New Museum

Mathias Poledna

28 Jan - 08 Mar 2009

© Mathias Poledna
still from Crystal Palace, 2006
35mm color film with optical sound, 28 min
Courtesy Richard Telles Fine Art, Los Angeles
NEW COMMISSIONS
MATHIAS POLEDNA
"Crystal Palace"

1/28/09 - 3/8/09
Fourth Floor

Mathias Poledna’s work Crystal Palace is a 35mm film installation comprised of a small number of long, static shots of the montane rainforest landscape of the Southern Highlands Province of Papua New Guinea. Using tightly framed medium-close to medium-wide shots, the film’s carefully selected scenes focus on the complex patterns, textures, and the overall abstract qualities of this environment, seemingly without human presence. Only subtle changes in light and movement in foliage provide visual cues to the passing of time.
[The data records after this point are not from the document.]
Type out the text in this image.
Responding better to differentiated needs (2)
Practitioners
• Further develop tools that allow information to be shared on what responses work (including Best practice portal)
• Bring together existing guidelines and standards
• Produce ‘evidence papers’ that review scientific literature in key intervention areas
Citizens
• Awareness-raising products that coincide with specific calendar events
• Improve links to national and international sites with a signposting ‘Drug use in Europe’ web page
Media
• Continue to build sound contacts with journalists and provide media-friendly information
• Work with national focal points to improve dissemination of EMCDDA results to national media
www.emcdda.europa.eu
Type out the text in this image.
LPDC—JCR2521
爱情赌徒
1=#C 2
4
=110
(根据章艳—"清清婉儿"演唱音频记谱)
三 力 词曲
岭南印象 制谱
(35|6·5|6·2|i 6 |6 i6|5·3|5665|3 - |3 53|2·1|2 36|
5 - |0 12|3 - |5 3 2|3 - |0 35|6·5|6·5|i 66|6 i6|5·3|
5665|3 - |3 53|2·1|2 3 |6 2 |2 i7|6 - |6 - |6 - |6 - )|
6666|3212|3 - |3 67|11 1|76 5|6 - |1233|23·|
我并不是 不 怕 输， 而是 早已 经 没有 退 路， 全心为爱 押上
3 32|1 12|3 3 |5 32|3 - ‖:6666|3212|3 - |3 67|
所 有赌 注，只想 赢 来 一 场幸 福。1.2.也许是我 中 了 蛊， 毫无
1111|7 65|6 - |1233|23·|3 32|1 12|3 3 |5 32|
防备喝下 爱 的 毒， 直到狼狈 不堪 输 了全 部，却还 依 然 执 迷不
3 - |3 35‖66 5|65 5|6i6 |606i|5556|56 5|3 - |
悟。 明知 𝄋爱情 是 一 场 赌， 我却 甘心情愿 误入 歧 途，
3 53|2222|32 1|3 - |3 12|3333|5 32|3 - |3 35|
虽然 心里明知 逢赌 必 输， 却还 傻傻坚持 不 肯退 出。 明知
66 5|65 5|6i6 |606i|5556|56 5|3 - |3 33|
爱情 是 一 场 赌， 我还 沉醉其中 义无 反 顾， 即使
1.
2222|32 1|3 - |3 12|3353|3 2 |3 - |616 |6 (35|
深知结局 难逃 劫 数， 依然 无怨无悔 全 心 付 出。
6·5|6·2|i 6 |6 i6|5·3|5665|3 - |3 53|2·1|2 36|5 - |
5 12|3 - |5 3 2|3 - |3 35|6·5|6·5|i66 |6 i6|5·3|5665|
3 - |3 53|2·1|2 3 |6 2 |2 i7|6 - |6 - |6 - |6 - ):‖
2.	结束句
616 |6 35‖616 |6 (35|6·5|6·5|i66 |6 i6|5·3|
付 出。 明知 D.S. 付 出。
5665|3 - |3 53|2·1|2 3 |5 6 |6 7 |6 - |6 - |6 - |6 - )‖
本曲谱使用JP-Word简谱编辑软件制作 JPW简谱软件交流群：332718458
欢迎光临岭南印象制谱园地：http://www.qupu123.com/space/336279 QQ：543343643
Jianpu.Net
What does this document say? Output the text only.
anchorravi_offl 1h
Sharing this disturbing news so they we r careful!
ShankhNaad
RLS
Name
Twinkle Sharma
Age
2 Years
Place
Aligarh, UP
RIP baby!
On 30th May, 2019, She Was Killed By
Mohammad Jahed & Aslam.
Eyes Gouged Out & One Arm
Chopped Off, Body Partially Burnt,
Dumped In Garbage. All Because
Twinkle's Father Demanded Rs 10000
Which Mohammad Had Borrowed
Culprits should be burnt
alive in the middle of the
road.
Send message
The film is accompanied by a dense and highly edited soundtrack created from on-location and archival field recordings that oscillate between distinct insect and bird sounds, and drone-like noise.
Poledna’s title, Crystal Palace, evokes the monumental glass-and-steel structure of that name constructed for the Great Exhibition of 1851 in London, an important precursor of modern architecture and industrialized construction that was built to present the newest products of the capitalist economy, accompanied by exotic displays, fauna and flora. Poledna’s work explores how meaning becomes attached to images and sounds; it creates a complex tension between a specific place, its cinematic appearance, and historical concepts circulating around it. In Crystal Palace, Poledna specifically references Sounds of a Tropical Rainforest, a 1951 album of staged field recordings produced by Folkways Records for the American Museum of Natural History to accompany an exhibition about indigenous Amazonian people.
Poledna’s work is also informed by film history, particularly the interconnections between early film and popular and avant-garde cinema, as well as the history of visual ethnography. Unlike traditional documentary and ethnographic film, Crystal Palace lacks an authoritative voice as it investigates a foreign place through an extremely narrow focus and highly subjective framing. While it presents itself as a fragmentary document of an existing landscape and its history, its images seem to deviate only slightly from our common assumptions of how a tropical rainforest might appear. The images’ virtual motionlessness and extreme depth of field, which paradoxically makes them appear flat, enforces a nonobjective dimension in the work, which, along with the intense soundtrack, suggests the physiological experience of abstract and structural film.
This exhibition is curated by Russell Ferguson, Adjunct Curator, Hammer Museum, Los Angeles. It is organized at the New Museum by Jarrett Gregory, Curatorial Assistant.